The study, recently published online reviewed the ordinance, which has only been strictly enforced since 2007.
The study revealed the number of households violating the ordinance dropped shortly after enforcement started. However, in recent years, the number of illegally-populated households significantly increased, with more than 1,200 homes suspected of the violation.
Following the release of the research, Mayor Wade Troxell told CBS4’s Dillon Thomas he was in support of amending the ordinance to allow more unrelated people in a household.
Via phone, Troxell said changing the “U + 2” law would help address Fort Collins’ housing problem, while also increasing affordability for low income families and students.
Aside from some apartments complexes, several landlords in Fort Collins are legally housing more tenants than “U + 2” allows. Because they went through extensive measures to improve safety, parking and other community standards, they were given special “Over Occupancy” permits for their properties.
Troxell said changing “U + 2” would not simply open the door for landlords to expand their tenant allowances. He said a change to the law would also come with requiring landlords to meet specific safety and community standards, much like those who already went through the process for the other permits.
ASCSU (Colorado State University student government) President Tristan Syron and Director of Community Affairs Yuval Rosenthal told CBS4 they also supported the proposal from the mayor. They said students come to their offices weekly with concerns of affordable and available housing. Both believed changing “U + 2” to “Me + 3” would help solve the problem.
By increasing tenant occupancy, ASCSU believed set rental prices would be more easily split among students.
“Fort Collins has definitely become overpopulated,” one CSU student, who wished not to be identified, said.
The student invited CBS4 in to his home. He is a co-owner and illegally houses a total of four unrelated people in his home. He said having the one extra person helped disperse the rent among roommates to be affordable, while also assuring he could pay his mortgage.
The student said he thought simply increasing the allowed tenants to four would solve many issues, joining support with Troxell and ASCSU.
“I think it is a good idea for Fort Collins,” he said. “I think if we were to bump it up to at least another person living in a house, especially around college, it would benefit the city.”
However, the proposal is not supported by everyone in Fort Collins. Multiple “Over Occupancy” permit holders expressed deep concerns in the proposal. Several echoed similar concerns about lost investments and property values if the ordinance was widened for other landlords.
One landlord, who owns multiple properties around the CSU campus, said he spent tens of thousands of dollars, per home, to make sure they met the quality and safety standards the city required.
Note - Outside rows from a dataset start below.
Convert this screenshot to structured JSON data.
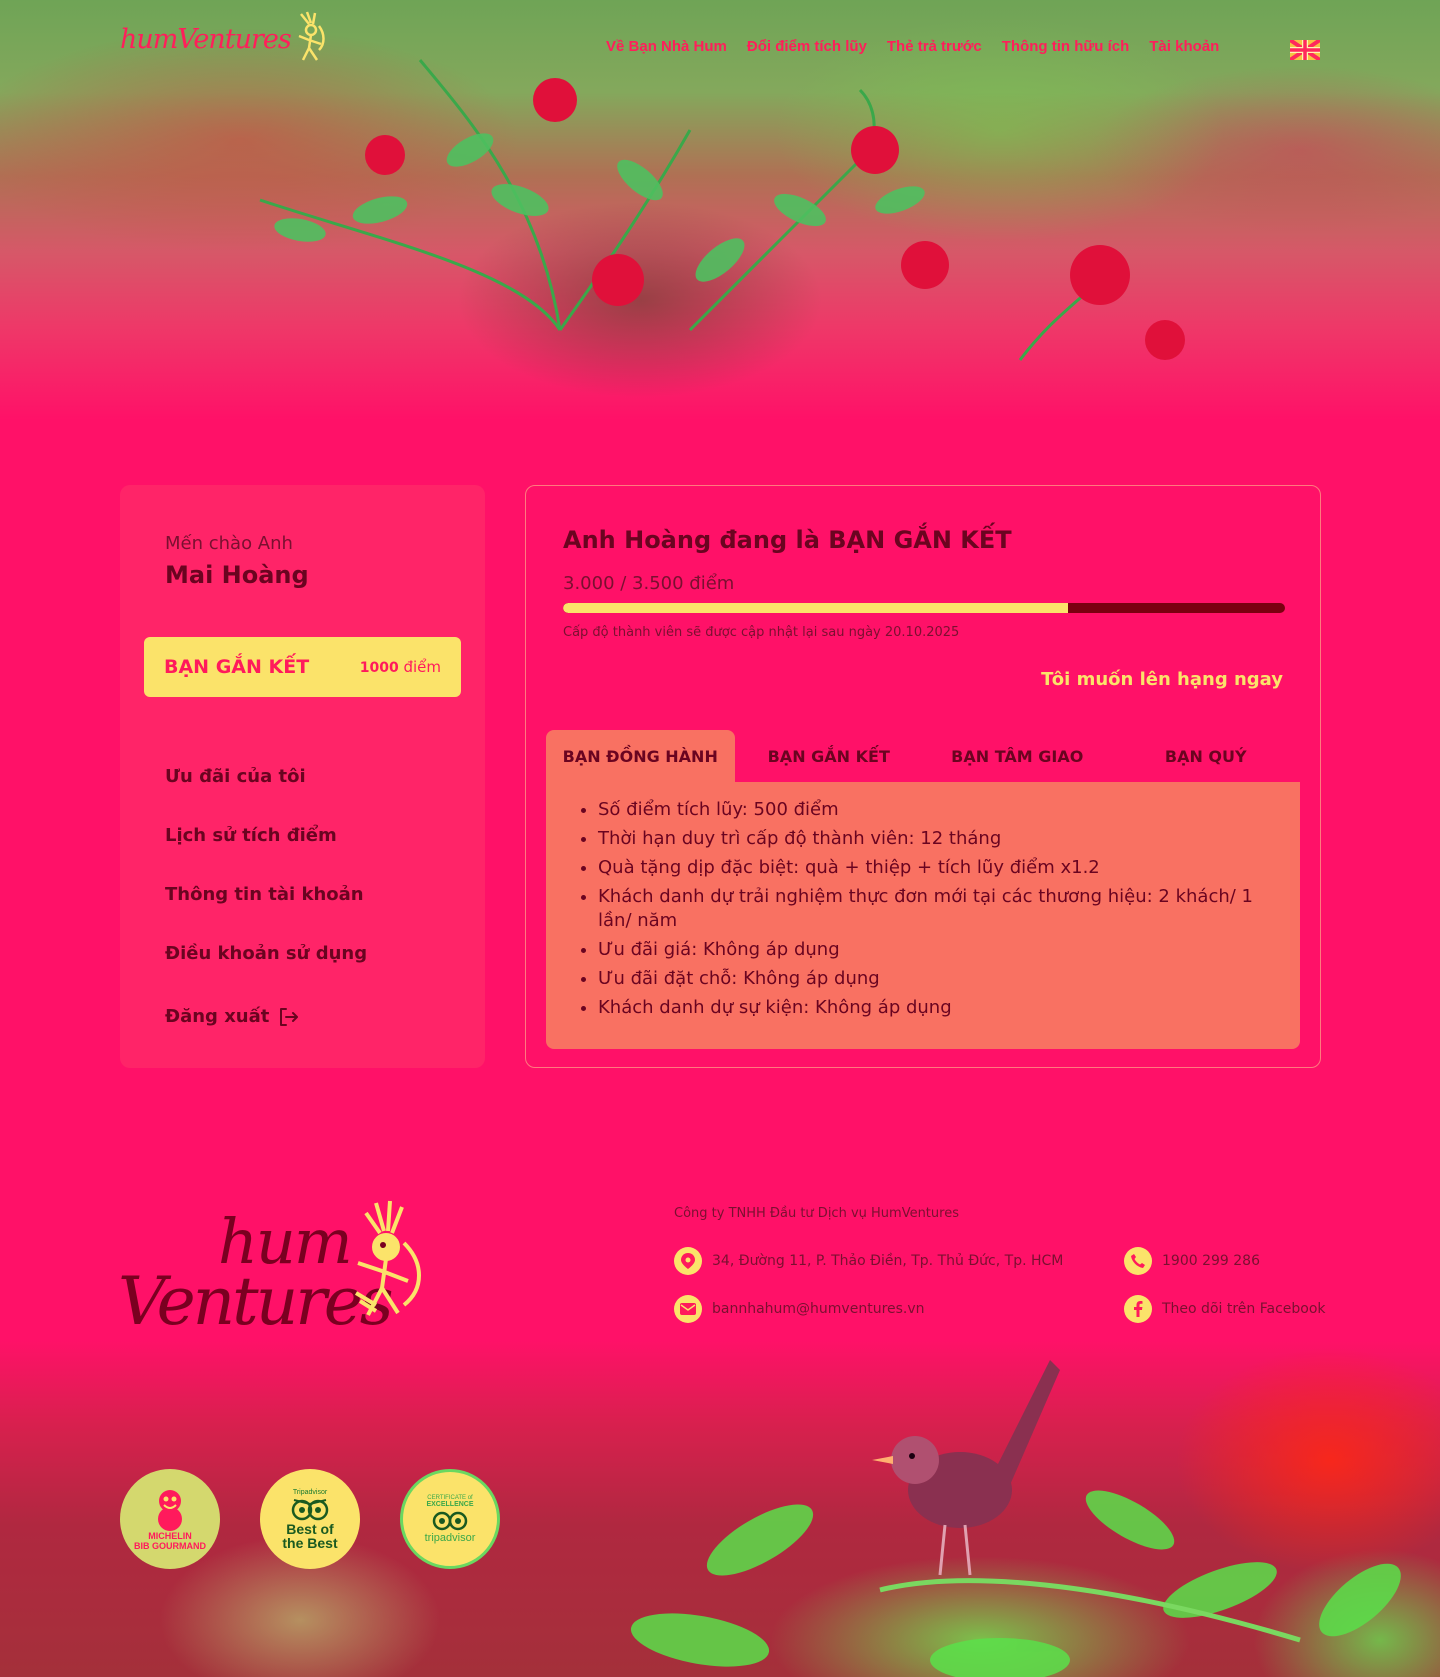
{
  "header": {
    "logo_text": "humVentures",
    "nav": [
      "Về Bạn Nhà Hum",
      "Đổi điểm tích lũy",
      "Thẻ trả trước",
      "Thông tin hữu ích",
      "Tài khoản"
    ]
  },
  "sidebar": {
    "greeting": "Mến chào Anh",
    "name": "Mai Hoàng",
    "tier_name": "BẠN GẮN KẾT",
    "tier_points": "1000",
    "tier_points_unit": "điểm",
    "menu": [
      "Ưu đãi của tôi",
      "Lịch sử tích điểm",
      "Thông tin tài khoản",
      "Điều khoản sử dụng"
    ],
    "logout": "Đăng xuất"
  },
  "main": {
    "title": "Anh Hoàng đang là BẠN GẮN KẾT",
    "progress_text": "3.000 / 3.500 điểm",
    "progress_fraction": 0.7,
    "update_note": "Cấp độ thành viên sẽ được cập nhật lại sau ngày 20.10.2025",
    "upgrade_link": "Tôi muốn lên hạng ngay",
    "tabs": [
      "BẠN ĐỒNG HÀNH",
      "BẠN GẮN KẾT",
      "BẠN TÂM GIAO",
      "BẠN QUÝ"
    ],
    "active_tab": 0,
    "benefits": [
      "Số điểm tích lũy: 500 điểm",
      "Thời hạn duy trì cấp độ thành viên: 12 tháng",
      "Quà tặng dịp đặc biệt: quà + thiệp + tích lũy điểm x1.2",
      "Khách danh dự trải nghiệm thực đơn mới tại các thương hiệu: 2 khách/ 1 lần/ năm",
      "Ưu đãi giá: Không áp dụng",
      "Ưu đãi đặt chỗ: Không áp dụng",
      "Khách danh dự sự kiện: Không áp dụng"
    ]
  },
  "footer": {
    "logo_hum": "hum",
    "logo_ventures": "Ventures",
    "company": "Công ty TNHH Đầu tư Dịch vụ HumVentures",
    "address": "34, Đường 11, P. Thảo Điền,  Tp. Thủ Đức, Tp. HCM",
    "phone": "1900 299 286",
    "email": "bannhahum@humventures.vn",
    "facebook": "Theo dõi trên Facebook",
    "badges": {
      "michelin_line1": "MICHELIN",
      "michelin_line2": "BIB GOURMAND",
      "tripadvisor_small": "Tripadvisor",
      "best_line1": "Best of",
      "best_line2": "the Best",
      "cert_line1": "CERTIFICATE of",
      "cert_line2": "EXCELLENCE",
      "cert_brand": "tripadvisor"
    }
  },
  "colors": {
    "background": "#ff1168",
    "accent_yellow": "#fbe36a",
    "tab_panel": "#f97162",
    "text_dark": "#6a0420"
  }
}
In turn, he was able to make his home more marketable to students.
He vocalized concerns of lost investments if the city increased tenant allowances. He suggested it was unfair to those who worked for the right to have more than three unrelated tenants in their properties. He added, though, he was fine with other landlords having increased tenant levels, so long as they invested as much as he did.
Another landlord shared similar beliefs, saying she specifically paid extra money for homes in certain areas that qualified for more tenants. If she knew the law could have changed in the near-future, she said she would have invested in other properties.
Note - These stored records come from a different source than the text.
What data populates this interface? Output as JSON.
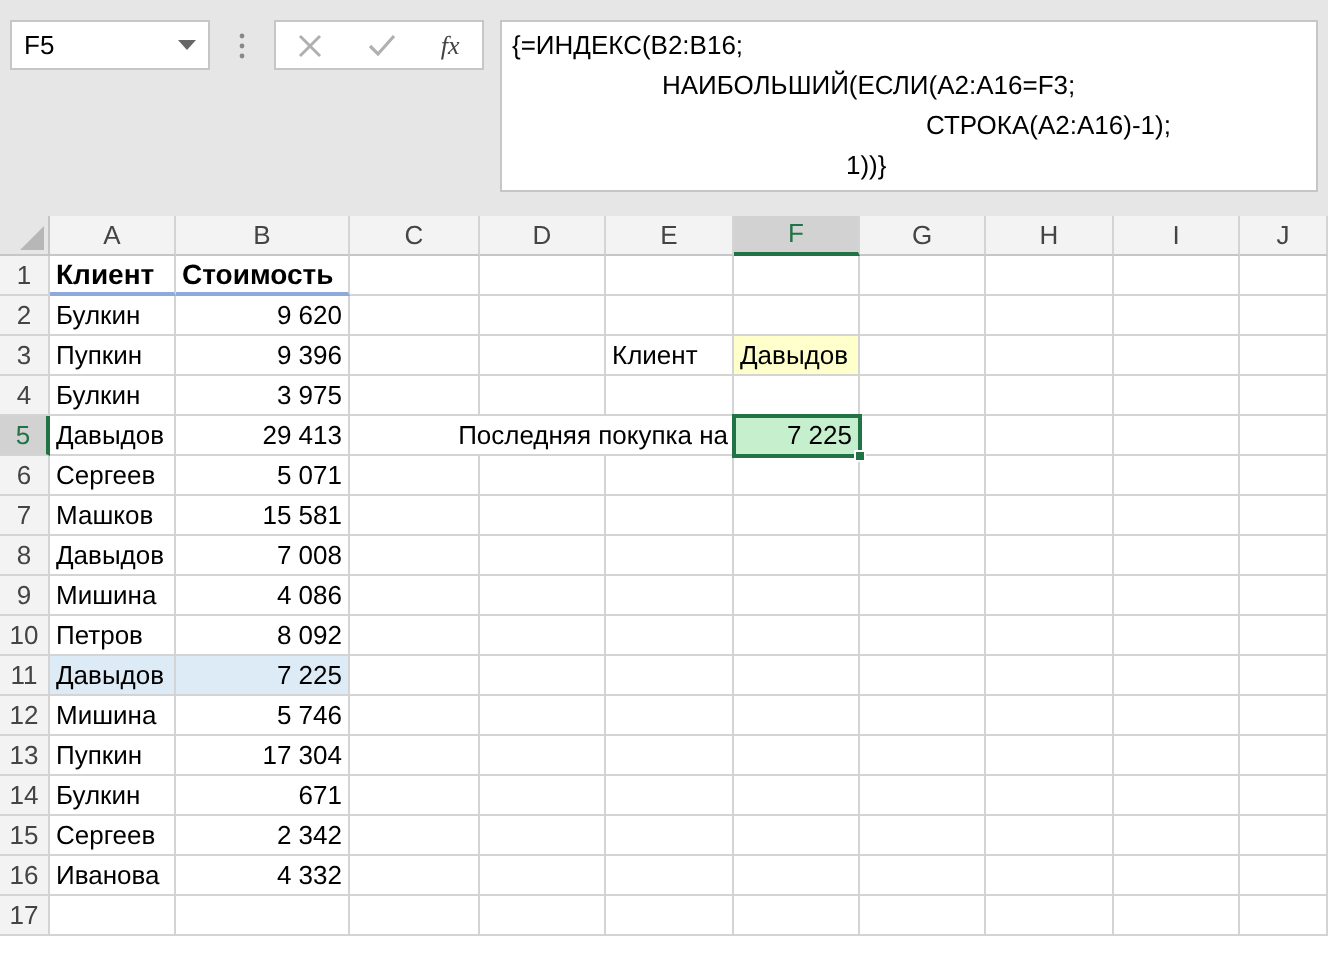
{
  "name_box": "F5",
  "formula_bar": {
    "function_label": "fx",
    "lines": [
      "{=ИНДЕКС(B2:B16;",
      "НАИБОЛЬШИЙ(ЕСЛИ(A2:A16=F3;",
      "СТРОКА(A2:A16)-1);",
      "1))}"
    ]
  },
  "columns": [
    {
      "label": "A",
      "selected": false
    },
    {
      "label": "B",
      "selected": false
    },
    {
      "label": "C",
      "selected": false
    },
    {
      "label": "D",
      "selected": false
    },
    {
      "label": "E",
      "selected": false
    },
    {
      "label": "F",
      "selected": true
    },
    {
      "label": "G",
      "selected": false
    },
    {
      "label": "H",
      "selected": false
    },
    {
      "label": "I",
      "selected": false
    },
    {
      "label": "J",
      "selected": false
    }
  ],
  "rows": [
    {
      "number": "1",
      "selected": false,
      "highlighted": false,
      "cells": [
        {
          "text": "Клиент",
          "kind": "heading"
        },
        {
          "text": "Стоимость",
          "kind": "heading"
        }
      ]
    },
    {
      "number": "2",
      "selected": false,
      "highlighted": false,
      "cells": [
        {
          "text": "Булкин",
          "kind": "text"
        },
        {
          "text": "9 620",
          "kind": "number"
        }
      ]
    },
    {
      "number": "3",
      "selected": false,
      "highlighted": false,
      "cells": [
        {
          "text": "Пупкин",
          "kind": "text"
        },
        {
          "text": "9 396",
          "kind": "number"
        },
        {},
        {},
        {
          "text": "Клиент",
          "kind": "text"
        },
        {
          "text": "Давыдов",
          "kind": "input"
        }
      ]
    },
    {
      "number": "4",
      "selected": false,
      "highlighted": false,
      "cells": [
        {
          "text": "Булкин",
          "kind": "text"
        },
        {
          "text": "3 975",
          "kind": "number"
        }
      ]
    },
    {
      "number": "5",
      "selected": true,
      "highlighted": false,
      "cells": [
        {
          "text": "Давыдов",
          "kind": "text"
        },
        {
          "text": "29 413",
          "kind": "number"
        },
        {},
        {},
        {
          "text": "Последняя покупка на",
          "kind": "label"
        },
        {
          "text": "7 225",
          "kind": "result"
        }
      ]
    },
    {
      "number": "6",
      "selected": false,
      "highlighted": false,
      "cells": [
        {
          "text": "Сергеев",
          "kind": "text"
        },
        {
          "text": "5 071",
          "kind": "number"
        }
      ]
    },
    {
      "number": "7",
      "selected": false,
      "highlighted": false,
      "cells": [
        {
          "text": "Машков",
          "kind": "text"
        },
        {
          "text": "15 581",
          "kind": "number"
        }
      ]
    },
    {
      "number": "8",
      "selected": false,
      "highlighted": false,
      "cells": [
        {
          "text": "Давыдов",
          "kind": "text"
        },
        {
          "text": "7 008",
          "kind": "number"
        }
      ]
    },
    {
      "number": "9",
      "selected": false,
      "highlighted": false,
      "cells": [
        {
          "text": "Мишина",
          "kind": "text"
        },
        {
          "text": "4 086",
          "kind": "number"
        }
      ]
    },
    {
      "number": "10",
      "selected": false,
      "highlighted": false,
      "cells": [
        {
          "text": "Петров",
          "kind": "text"
        },
        {
          "text": "8 092",
          "kind": "number"
        }
      ]
    },
    {
      "number": "11",
      "selected": false,
      "highlighted": true,
      "cells": [
        {
          "text": "Давыдов",
          "kind": "text"
        },
        {
          "text": "7 225",
          "kind": "number"
        }
      ]
    },
    {
      "number": "12",
      "selected": false,
      "highlighted": false,
      "cells": [
        {
          "text": "Мишина",
          "kind": "text"
        },
        {
          "text": "5 746",
          "kind": "number"
        }
      ]
    },
    {
      "number": "13",
      "selected": false,
      "highlighted": false,
      "cells": [
        {
          "text": "Пупкин",
          "kind": "text"
        },
        {
          "text": "17 304",
          "kind": "number"
        }
      ]
    },
    {
      "number": "14",
      "selected": false,
      "highlighted": false,
      "cells": [
        {
          "text": "Булкин",
          "kind": "text"
        },
        {
          "text": "671",
          "kind": "number"
        }
      ]
    },
    {
      "number": "15",
      "selected": false,
      "highlighted": false,
      "cells": [
        {
          "text": "Сергеев",
          "kind": "text"
        },
        {
          "text": "2 342",
          "kind": "number"
        }
      ]
    },
    {
      "number": "16",
      "selected": false,
      "highlighted": false,
      "cells": [
        {
          "text": "Иванова",
          "kind": "text"
        },
        {
          "text": "4 332",
          "kind": "number"
        }
      ]
    },
    {
      "number": "17",
      "selected": false,
      "highlighted": false
    }
  ]
}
She also added her property values, in some cases, were estimated around $50,000 more than comparable homes in those neighborhoods solely due to the “Over Occupancy” permits. She said broadening the number of people allowed to have similar privileges would lower her property values in which she invested in.
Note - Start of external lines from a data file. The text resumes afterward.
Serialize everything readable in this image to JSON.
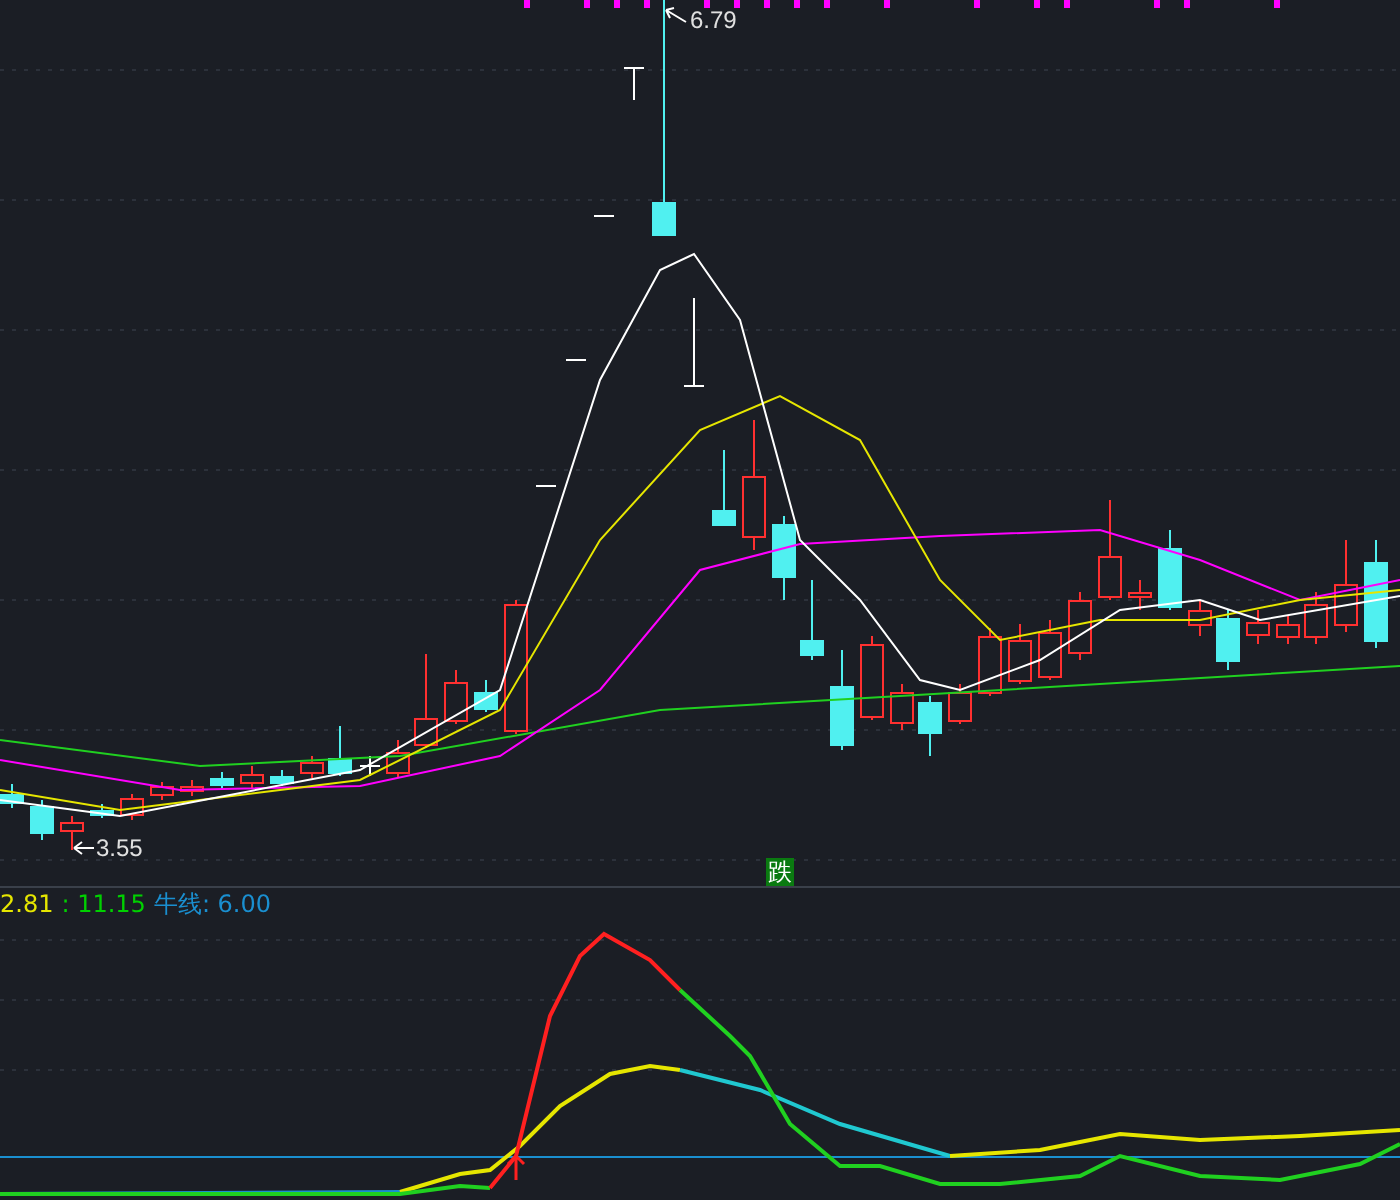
{
  "price_panel": {
    "high_label": "6.79",
    "low_label": "3.55",
    "signal_badge": "跌"
  },
  "indicator_panel": {
    "readouts": [
      {
        "text": "2.81",
        "color": "#e6e600"
      },
      {
        "text": ": 11.15",
        "color": "#00d000"
      },
      {
        "text": "牛线: 6.00",
        "color": "#1a8fd0"
      }
    ]
  }
}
Troxell said the proposal was still a while out from becoming law. He suspected such an initiative would happen after the upcoming election.
ASCSU’s president expressed concern in that timeline, adding he hoped the law would be changed as soon as possible.
The research also revealed other issues with the ordinance. While many reports were issued by the community of suspected violations of “U + 2,” the survey showed a majority of the reports were unfounded upon investigation.
The research also showed less than half of the violators of the current law were temporary residents in that household, only living in the home for one year or less.